Without doubt, the fillings that were used here in the laboratory would have allowed mercury to evaporate from the mouth as well and supplied the inhaled air with a small amount of mercury, which, in the long run, has to be harmful. The old copper and cadmium amalgams are likely to be even more harmful.

For some time, one of my faculty colleagues had been suffering from occasional headaches and drowsiness the cause of which he couldn’t explain. After he had an old amalgam filling removed, which had caused a slight infection near the tooth in question, his symptoms disappeared gradually. After its removal the filling showed itself as crumbly and laced with mercury droplets, throughout.

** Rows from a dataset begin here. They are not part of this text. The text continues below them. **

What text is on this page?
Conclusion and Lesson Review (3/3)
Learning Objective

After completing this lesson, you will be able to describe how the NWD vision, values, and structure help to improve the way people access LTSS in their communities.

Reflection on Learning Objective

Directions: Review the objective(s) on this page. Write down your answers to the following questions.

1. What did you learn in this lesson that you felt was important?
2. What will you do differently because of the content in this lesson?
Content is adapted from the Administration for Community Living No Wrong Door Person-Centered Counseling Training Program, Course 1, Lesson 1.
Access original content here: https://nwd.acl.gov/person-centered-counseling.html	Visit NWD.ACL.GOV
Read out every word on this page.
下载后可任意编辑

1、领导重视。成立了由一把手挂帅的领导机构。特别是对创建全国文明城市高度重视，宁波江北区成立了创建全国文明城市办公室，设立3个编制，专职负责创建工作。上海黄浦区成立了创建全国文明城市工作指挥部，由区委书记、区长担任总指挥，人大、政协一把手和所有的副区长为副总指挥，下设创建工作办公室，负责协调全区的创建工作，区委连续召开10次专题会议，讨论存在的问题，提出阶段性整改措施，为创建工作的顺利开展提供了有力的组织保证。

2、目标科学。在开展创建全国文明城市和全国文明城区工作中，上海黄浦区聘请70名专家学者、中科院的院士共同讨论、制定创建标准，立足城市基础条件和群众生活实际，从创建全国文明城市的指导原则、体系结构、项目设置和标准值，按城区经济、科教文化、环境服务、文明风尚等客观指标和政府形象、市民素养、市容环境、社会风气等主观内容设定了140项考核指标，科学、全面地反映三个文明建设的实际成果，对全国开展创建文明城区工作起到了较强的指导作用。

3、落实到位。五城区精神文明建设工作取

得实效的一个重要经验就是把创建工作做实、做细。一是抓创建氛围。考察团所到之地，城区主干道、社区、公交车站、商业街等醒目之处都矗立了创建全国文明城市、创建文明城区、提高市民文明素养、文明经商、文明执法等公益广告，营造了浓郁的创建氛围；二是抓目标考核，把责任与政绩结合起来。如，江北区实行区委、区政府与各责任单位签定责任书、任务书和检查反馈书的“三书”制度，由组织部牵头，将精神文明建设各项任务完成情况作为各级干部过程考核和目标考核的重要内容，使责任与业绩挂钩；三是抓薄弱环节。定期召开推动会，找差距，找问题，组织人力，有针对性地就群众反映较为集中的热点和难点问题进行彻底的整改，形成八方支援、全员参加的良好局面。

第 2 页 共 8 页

Dental medicine should do without the application of amalgam as means for filling teeth altogether or, at least, wherever at all possible. There is no doubt that many complaints such as fatigue, memory weakness, oral inflammation, diarrhea, lack of appetite, chronic runny nose and sinusitis are sometimes caused by mercury that has been directed to the body from amalgam fillings, maybe only in small quantities, but constantly. The physicians should give this fact the most serious attention. Then it will probably become apparent that the frivolous introduction of amalgams as tooth filling device was a nasty sin against humanity.